Dispatches | April 29, 2004

Quite a few of us here at The Missouri Review, I’m sure, have been thinking about endings lately, in various contexts: the conclusion of our undergraduate years, the completion of a graduate level degree program, or – glimmering at horizon – a new job, opportunity, or challenge which will lead us away from the familiar into new realms.

However, an ending is not simply the dot at the end of a sentence. It is the decision to forsake one pathway in preference for another, and contrary to Frost, all paths may be the one less taken.

Several novelists have illustrated this trend during their writing careers. Charles Dickens is perhaps the most quickly thought of; Great Expectations’ dual conclusions stand as follows: Dickens’ original ending for the book features a remarried Estella and a bachelor Pip, while the more commonly printed ending culminates with the promise of Pip and Estella’s future union. The very ambiguity of the ending in Lois Lowry’s Newberry Award Winner, The Giver, leads readers to imagine multiple outcomes for Jonas: one, fatality by freezing; another, the start of a liberated life away from the society he has come to realize as restrictive and loveless.

Even if a writer winds up a final chapter and stops writing, the possibility of choice is always there; someday he’ll pick up the pen again, or she’ll keep mentally revising in a spent attempt to reach satisfaction with that last work.
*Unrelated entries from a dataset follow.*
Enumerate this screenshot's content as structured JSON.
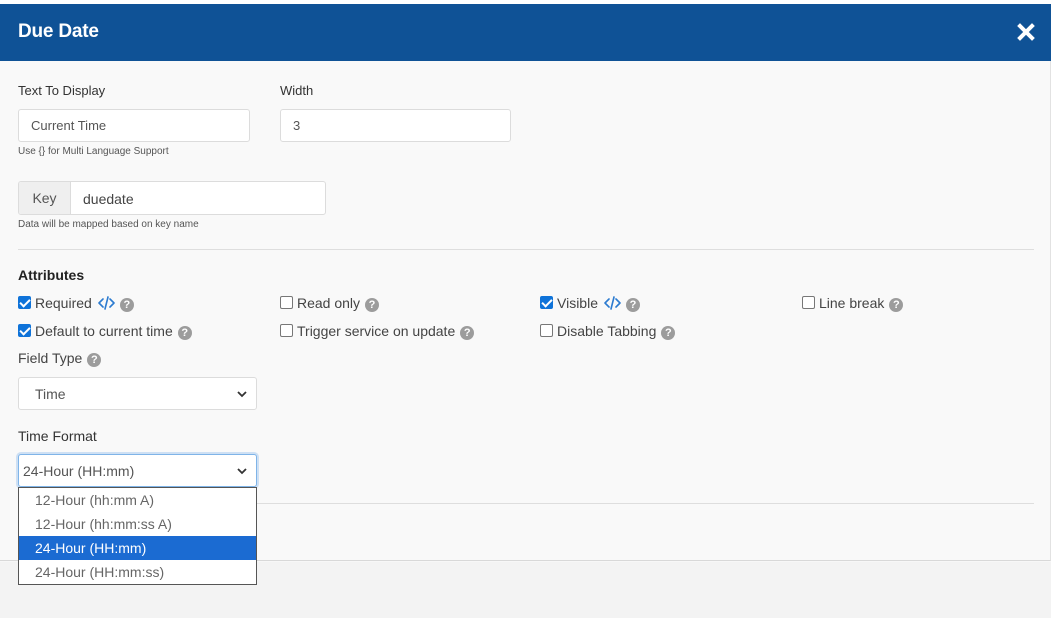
{
  "modal": {
    "title": "Due Date"
  },
  "fields": {
    "text_to_display": {
      "label": "Text To Display",
      "value": "Current Time",
      "hint": "Use {} for Multi Language Support"
    },
    "width": {
      "label": "Width",
      "value": "3"
    },
    "key": {
      "addon": "Key",
      "value": "duedate",
      "hint": "Data will be mapped based on key name"
    }
  },
  "attributes": {
    "title": "Attributes",
    "items": [
      {
        "label": "Required",
        "checked": true,
        "code_icon": true
      },
      {
        "label": "Read only",
        "checked": false
      },
      {
        "label": "Visible",
        "checked": true,
        "code_icon": true
      },
      {
        "label": "Line break",
        "checked": false
      },
      {
        "label": "Default to current time",
        "checked": true
      },
      {
        "label": "Trigger service on update",
        "checked": false
      },
      {
        "label": "Disable Tabbing",
        "checked": false
      }
    ]
  },
  "field_type": {
    "label": "Field Type",
    "value": "Time"
  },
  "time_format": {
    "label": "Time Format",
    "value": "24-Hour (HH:mm)",
    "options": [
      "12-Hour (hh:mm A)",
      "12-Hour (hh:mm:ss A)",
      "24-Hour (HH:mm)",
      "24-Hour (HH:mm:ss)"
    ],
    "selected_index": 2
  },
  "colors": {
    "header": "#0f5296",
    "checkbox_accent": "#0f73d9",
    "dropdown_selected": "#1b6bd2"
  },
  "icons": {
    "close": "close-icon",
    "code": "code-icon",
    "help": "help-icon",
    "chevron": "chevron-down-icon"
  }
}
As Shakespeare knew, where life ends, writing kicks in its bit of immortality. Text continues on – changing, being changed, refusing to be changed. So also do endings. We rewrite them all the time, we backtrack, we take the path we didn’t choose the first time. Endings don’t always signal a conclusion; they are not to be dreaded. Rather, they are to be embraced for the opportunity they provide, the new page they allow us to pick up with the sunrise.